For more information on Unity College: Hybrid Learning, or to apply, visit unity.edu/hybrid-learning.

Joel Crabtree is Associate Director of Media Relations, Unity College – America’s Environmental College.

Two Maine outdoor recreation startups collaborate to get more Mainers outdoors

Hiking and camping gear rentals make it easier and less expensive to enjoy Maine’s outdoors. (contributed photo)

TreeFreeHeat founded by Thomas College senior Dylan Veilleux

Bioenergy startup TreeFreeHeat has signed its first distribution deal with Back40, a fellow Maine startup that operates an e-commerce site for outdoor gear rentals. Founded to make outdoor adventures as comfortable, convenient, and accessible as possible, Back40’s mission has become more powerful and urgent due to the social distancing restrictions recommended in response to COVID-19. Hiking and camping gear rentals make it easier and less expensive to enjoy Maine’s outdoors, and the new partnership gives consumers, whether seasoned recreators or first-time campers, easy access to TreeFreeHeat’s initial product offering, hemp stalk-based fire starters for campfires and cooking grills.

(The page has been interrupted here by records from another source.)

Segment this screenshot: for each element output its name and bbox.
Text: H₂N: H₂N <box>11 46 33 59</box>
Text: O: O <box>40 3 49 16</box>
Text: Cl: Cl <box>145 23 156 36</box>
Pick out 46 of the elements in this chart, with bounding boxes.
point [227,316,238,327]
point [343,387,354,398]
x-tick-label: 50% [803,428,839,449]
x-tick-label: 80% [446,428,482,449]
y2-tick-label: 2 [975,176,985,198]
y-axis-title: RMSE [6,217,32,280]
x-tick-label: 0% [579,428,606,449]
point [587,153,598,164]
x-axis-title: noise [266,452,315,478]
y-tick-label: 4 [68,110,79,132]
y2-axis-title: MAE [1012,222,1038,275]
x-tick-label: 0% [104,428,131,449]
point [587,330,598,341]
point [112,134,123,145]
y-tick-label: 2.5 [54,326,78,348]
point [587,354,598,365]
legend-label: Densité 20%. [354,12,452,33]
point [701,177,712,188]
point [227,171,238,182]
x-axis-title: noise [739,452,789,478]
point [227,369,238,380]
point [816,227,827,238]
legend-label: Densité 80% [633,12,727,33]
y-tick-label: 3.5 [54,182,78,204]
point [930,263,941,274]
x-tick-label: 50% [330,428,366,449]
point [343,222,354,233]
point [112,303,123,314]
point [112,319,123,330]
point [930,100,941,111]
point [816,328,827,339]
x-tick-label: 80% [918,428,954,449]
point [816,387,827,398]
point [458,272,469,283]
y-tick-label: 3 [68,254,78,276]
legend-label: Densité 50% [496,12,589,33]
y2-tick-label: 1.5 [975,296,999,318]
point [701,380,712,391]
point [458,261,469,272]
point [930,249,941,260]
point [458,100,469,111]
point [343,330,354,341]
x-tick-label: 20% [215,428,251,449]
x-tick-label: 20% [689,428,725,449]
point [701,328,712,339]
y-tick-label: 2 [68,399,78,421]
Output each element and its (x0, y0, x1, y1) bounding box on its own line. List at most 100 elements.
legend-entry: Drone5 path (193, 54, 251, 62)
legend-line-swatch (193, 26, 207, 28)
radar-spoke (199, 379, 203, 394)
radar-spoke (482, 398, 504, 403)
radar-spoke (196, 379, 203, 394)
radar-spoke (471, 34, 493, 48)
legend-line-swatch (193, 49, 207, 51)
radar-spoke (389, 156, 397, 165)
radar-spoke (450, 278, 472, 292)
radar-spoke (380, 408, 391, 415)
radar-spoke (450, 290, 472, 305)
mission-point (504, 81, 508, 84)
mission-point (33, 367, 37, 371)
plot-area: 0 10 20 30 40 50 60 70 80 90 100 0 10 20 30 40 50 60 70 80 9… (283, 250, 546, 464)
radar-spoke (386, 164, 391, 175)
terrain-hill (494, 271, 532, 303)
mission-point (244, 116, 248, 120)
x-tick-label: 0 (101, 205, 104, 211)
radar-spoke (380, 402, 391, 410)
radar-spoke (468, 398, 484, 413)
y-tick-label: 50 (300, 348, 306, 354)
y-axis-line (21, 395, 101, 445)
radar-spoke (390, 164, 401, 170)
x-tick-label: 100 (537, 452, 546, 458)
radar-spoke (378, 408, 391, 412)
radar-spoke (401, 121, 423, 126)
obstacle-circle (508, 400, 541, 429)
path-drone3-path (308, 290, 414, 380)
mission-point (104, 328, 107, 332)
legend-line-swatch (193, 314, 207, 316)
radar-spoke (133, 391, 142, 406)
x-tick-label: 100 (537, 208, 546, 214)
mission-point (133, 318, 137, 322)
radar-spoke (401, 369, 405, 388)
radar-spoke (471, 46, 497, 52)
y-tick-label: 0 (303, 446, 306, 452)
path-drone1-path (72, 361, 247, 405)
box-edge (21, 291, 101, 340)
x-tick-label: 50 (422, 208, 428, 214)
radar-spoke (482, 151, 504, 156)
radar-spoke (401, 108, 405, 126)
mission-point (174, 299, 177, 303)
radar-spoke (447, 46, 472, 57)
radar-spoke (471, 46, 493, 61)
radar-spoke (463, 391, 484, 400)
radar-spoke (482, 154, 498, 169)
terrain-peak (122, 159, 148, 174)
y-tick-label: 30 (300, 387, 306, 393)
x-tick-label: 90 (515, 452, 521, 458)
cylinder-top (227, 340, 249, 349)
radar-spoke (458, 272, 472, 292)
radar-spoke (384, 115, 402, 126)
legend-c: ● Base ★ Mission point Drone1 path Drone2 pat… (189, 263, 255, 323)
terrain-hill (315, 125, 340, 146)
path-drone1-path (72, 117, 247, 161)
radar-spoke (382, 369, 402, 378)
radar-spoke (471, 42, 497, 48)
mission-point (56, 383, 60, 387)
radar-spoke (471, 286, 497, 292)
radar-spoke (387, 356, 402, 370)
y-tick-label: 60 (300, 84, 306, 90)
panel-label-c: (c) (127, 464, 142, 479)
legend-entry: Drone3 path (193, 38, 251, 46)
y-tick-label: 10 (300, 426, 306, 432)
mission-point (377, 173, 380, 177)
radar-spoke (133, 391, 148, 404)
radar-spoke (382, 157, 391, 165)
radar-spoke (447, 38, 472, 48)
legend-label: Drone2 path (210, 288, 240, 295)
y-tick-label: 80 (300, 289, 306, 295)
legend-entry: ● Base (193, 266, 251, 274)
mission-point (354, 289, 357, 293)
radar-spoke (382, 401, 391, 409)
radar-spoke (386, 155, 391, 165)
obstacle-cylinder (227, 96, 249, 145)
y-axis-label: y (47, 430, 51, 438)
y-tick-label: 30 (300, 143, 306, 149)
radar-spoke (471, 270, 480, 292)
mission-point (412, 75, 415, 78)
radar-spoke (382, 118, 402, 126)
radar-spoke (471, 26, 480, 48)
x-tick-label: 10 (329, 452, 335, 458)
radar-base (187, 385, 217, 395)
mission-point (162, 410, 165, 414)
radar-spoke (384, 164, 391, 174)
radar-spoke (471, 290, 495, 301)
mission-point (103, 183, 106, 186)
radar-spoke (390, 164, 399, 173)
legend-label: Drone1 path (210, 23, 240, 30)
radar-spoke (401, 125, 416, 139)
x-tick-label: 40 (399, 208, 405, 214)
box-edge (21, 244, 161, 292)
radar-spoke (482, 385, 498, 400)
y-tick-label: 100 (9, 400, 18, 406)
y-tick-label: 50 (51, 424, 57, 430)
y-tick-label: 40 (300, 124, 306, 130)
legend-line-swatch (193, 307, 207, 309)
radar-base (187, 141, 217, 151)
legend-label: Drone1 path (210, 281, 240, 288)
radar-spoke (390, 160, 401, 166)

“This summer, outdoor adventures will be more popular than ever, and gear ownership shouldn’t be a barrier to enjoying Maine in a safe, healthy way,” explains Henry Gilbert, founder of Back40. “We are excited to supplement our gear rental options with TreeFreeHeat’s fire starters – it’s a great product that makes camping easier, and partnering with another Maine business is a no-brainer for us.”

The deal marks a major milestone for both startups, who are deeply interconnected within Maine’s entrepreneurial ecosystem. Both contestants in the Greenlight Maine pitch competition – Back40 in the flagship competition, TreeFreeHeat in the Collegiate Challenge – the two startups formalized their connection at Waterville’s Central Maine Tech Night and quickly identified their product synergies. For TreeFreeHeat, Back40 provides promotion and distribution to its target market, including campers, campgrounds, and employer wellness programs. For Back40, the bioenergy fire starters made of renewable hemp stalk waste reflect the brand’s commitment to environmental sustainability and innovation while fulfilling consumer demand.

“Partnerships have been essential to TreeFreeHeat’s growth, and Henry’s commitment to making adventuring easy makes Back40 an ideal partner. As soon as I learned about what he was building, I knew he’d be a perfect match,” explains Veilleux. “And now that I have improved my manufacturing processes, I’ve been able to build more partnerships throughout Maine because I can now keep up with the demand people have for making better fires easier.”

As an alternative to wood-based fire starters, TreeFreeHeat was founded in 2019 by Dylan Veilleux, a senior at Thomas College and Entrepreneur in Residence at Bricks Coworking & Innovation Space, in downtown Waterville. With a proven market and streamlined production system, Veilleux is now scaling the startup through distribution deals and participation in Waterville’s TopGun mentorship program.

“TreeFreeHeat’s growth is a testament to Dylan Veilleux’s tenacity and strategic use of the entrepreneurship resources in the Waterville area,” states Garvan Donegan, director of planning and economic development at Central Maine Growth Council. “His partnership with Back40 is a powerful combination that enhances Maine’s outdoor recreation brand.”

Gilbert and Veilleux look forward to contributing to Maine’s legacy tourism economy in the 2020 summer season by offering innovative solutions within convenience and sustainability. TreeFreeHeat’s fire starters will be available on Back40’s website, www.back40adventures.com.